LUTZ, Fla. (WFLA) – Charley Barr, a 95-year-old veteran from Lutz, remembers the horrible cost of World War II.

Lt. Barr of the 8th Army Air Force flew on bombing raids over Germany. He was a navigator on a B-24 Liberator, a long-range bomber.

“I got 24 missions,” Charley remembered. “We had an Air Medal for every four missions.”

Navigator Charley Barr flew 24 missions over Germany.

Charley Barr still has navigator charts and maps he used to guide his aircraft to targets like railyards and enemy airfields.

The B-24 flew at only 28,000 feet, making it vulnerable to German anti-aircraft fire.

“We did lose a couple of planes in our squadron,” Charley recalled. “They were good friends, never saw them again. Just accepted it, it’s war, we’re gonna lose some friends.”

Bomber crews suffered about a 46% death rate. Roughly 75,000 members of the Army Air Force were killed, wounded or taken prisoner during World War II.

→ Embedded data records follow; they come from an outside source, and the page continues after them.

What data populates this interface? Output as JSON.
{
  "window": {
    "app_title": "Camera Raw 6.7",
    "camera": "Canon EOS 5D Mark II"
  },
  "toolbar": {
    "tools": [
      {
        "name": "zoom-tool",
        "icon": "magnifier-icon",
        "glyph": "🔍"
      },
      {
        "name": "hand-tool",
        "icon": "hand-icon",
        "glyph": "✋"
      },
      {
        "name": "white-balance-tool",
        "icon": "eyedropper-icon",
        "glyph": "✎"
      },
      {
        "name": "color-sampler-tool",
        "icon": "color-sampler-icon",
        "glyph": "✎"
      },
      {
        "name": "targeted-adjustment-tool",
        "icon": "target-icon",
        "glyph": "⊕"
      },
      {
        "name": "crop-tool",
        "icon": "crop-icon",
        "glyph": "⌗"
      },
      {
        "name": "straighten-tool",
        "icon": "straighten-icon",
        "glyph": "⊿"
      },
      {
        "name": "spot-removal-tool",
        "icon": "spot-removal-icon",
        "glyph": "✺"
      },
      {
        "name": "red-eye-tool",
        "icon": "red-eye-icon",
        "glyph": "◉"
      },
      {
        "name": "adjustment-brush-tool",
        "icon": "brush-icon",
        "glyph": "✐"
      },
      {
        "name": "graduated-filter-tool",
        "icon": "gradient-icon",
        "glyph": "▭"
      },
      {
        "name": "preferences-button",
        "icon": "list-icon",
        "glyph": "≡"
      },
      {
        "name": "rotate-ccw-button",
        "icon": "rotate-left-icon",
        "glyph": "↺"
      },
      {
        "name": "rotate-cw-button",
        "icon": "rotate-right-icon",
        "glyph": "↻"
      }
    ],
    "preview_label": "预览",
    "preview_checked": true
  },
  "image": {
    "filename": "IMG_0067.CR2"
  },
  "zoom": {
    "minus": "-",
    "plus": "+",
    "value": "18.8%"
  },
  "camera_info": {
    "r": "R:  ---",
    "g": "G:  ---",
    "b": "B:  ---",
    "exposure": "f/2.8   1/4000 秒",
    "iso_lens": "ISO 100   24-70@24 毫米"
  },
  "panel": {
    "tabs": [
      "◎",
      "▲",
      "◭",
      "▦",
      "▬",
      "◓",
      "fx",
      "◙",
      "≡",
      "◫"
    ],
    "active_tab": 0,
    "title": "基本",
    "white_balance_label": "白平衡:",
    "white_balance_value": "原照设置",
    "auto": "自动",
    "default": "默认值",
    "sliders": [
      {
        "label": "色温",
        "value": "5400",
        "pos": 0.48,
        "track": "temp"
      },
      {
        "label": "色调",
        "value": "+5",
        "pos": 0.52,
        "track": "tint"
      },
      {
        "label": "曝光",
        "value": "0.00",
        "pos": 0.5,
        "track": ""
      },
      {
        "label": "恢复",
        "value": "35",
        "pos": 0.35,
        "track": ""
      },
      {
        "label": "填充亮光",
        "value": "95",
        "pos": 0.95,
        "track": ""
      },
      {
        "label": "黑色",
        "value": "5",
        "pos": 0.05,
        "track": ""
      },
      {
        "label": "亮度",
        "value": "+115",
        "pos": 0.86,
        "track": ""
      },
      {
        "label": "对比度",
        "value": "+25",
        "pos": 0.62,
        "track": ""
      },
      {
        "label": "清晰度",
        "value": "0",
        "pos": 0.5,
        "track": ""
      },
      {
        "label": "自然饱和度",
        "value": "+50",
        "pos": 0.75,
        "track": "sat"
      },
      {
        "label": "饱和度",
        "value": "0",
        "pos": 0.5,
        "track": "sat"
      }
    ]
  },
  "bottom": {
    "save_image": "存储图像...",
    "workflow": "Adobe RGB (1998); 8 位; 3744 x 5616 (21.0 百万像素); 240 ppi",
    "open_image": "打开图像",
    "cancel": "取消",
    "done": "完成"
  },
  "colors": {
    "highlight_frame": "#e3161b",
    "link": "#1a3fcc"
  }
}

Lt. Charley Barr lost a few friends in WWII.

Enemy fire, he said, hit his plane.

His most terrifying moment was returning from one mission, unable to lower the landing gear.

“We flew around the base there, I don’t know for how long and could see the ambulances and the medics that lined up all down there,” Charley explained.

The survivability rate on aircraft coming in without landing gear was not good. As the plane went in, the landing gear came down.

On a trip to London, V-2 rockets hit the city. Too close for comfort, he recalls.

As the war wound down, he spotted a German jet fighter buzz the formation of bombers in which he flew. It swooped in and was gone.

Charley was in his barracks at his base in England when Germany surrendered. He still holds the May 8, 1945 edition of Stars and Stripes with a headline in bold print announcing: “GERMANY QUITS.”

Charley Barr’s copy of the May 8th 1945 edition of Stars and Stripes announcing Germany’s surrender.

“Everybody went crazy. I think maybe we had a bottle of some kind of booze, there was like a toast to those who did not make it back,” he added.

This hero is more than modest about his role in the war and as a member of America’s greatest generation.

Charley Barr admits he was very lucky and very fortunate.

Even though the war, he says, is now a haze, one sight still stirs emotion.

“After the war, my wife and I took a trip over to Europe and went to Normandy and saw all the tombstones,” Charley explained, his voice now quivering. “I cried, it’s awful.”